Мы также считаем, что даже во время президентства Обамы тенденция, продолжавшаяся в течение многих лет и наблюдающая смещение интересов США (политических, экономических, военных) к Тихому океану за счет Атлантики, получила дальнейшее подтверждение.

Следует иметь в виду, что Турция является и останется членом НАТО. Нельзя отрицать, что в Турции президентство Эрдогана проводит политику исламизации государственных структур. Турция проводит собственную политику, направленную на приобретение региональной роли гегемона. Роль, которая не обязательно соответствует нашим интересам безопасности в отношении рисков, связанных с исламским фундаментализмом, и рисков, связанных с неконтролируемыми миграционными потоками. Сегодня Турция как оплот или троянский конь?

Мой вывод заключается в том, что НАТО, как и сегодня, может быть не самой подходящей структурой, которая могла бы гарантировать нам некоторые угрозы, в том числе угрозы исламского фундаментализма.

Последняя строка на BREXIT. Это возможность или конец проекта, который не только политический, но и оборонительный?

Я убежденный европеец, и мне также хотелось бы федеративную Европу. Сказав это, чтобы действовать на основе большей интеграции, нам необходимо сходство между странами, которые вступают в этот путь. Одна из проблем ЕС заключается в том, что со временем по коммерческим причинам он, возможно, расширился слишком сильно или слишком быстро, превратившись в большой клуб стран, имеющих мало общего. Поэтому в этом клубе трудно принимать решения, которые являются как существенными, так и общими.

Британия, вероятно, решила сначала вступить в клуб, чтобы замедлить процесс интеграции изнутри.

На уровне исключительно «Военный» выход Великобритании представляет для ЕС потерю страны, обладающей самой мощной и дееспособной военной структурой.

Более того, с точки зрения политики безопасности в общих чертах, это может быть скорее формальным ущербом, чем существенным для ЕС и для доверия к его военным обязательствам (напомним, что в любом случае для операций "статья 5" мы всегда будет адресовано в НАТО).

На самом деле я считаю, что важность «единственного» военного инструмента для достижения геостратегических целей и целей международной безопасности часто переоценивают.

Завтра, без британского «ручного тормоза», ЕС, возможно, мог бы попытаться быть более амбициозным и приобрести способность к политическому и военному вмешательству, которой до сих пор не было.

Потенциал, которого не хватало не из-за нехватки военных средств, а из-за отсутствия единой политической воли к вмешательству и выработке единого видения на геостратегическом уровне.

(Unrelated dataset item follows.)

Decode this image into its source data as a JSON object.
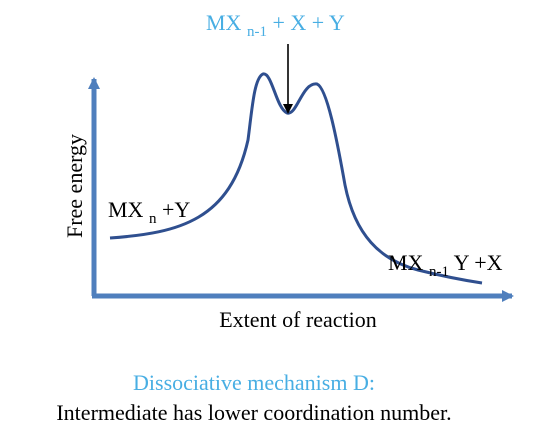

Очевидно, что в секторе обороны и безопасности ЕС (без Соединенного Королевства) будет более сильно обусловлен франко-германским биномом (и, на мой взгляд, Франция будет движущей силой в области обороны и безопасности). ). Более того, в этом контексте Италия (как третья экономическая и военная держава этого «нового ЕС») может легко сыграть более значительную роль, чем нынешняя, и заполнить некоторые из пустых мест, оставленных англичанами.

Вот почему я склонен считать, что в долгосрочной перспективе BREXIT для политики в области обороны и безопасности также может оказаться возможностью для ЕС (и для Италии), если у нас хватит сил и смелости поставить себя на место к тесту.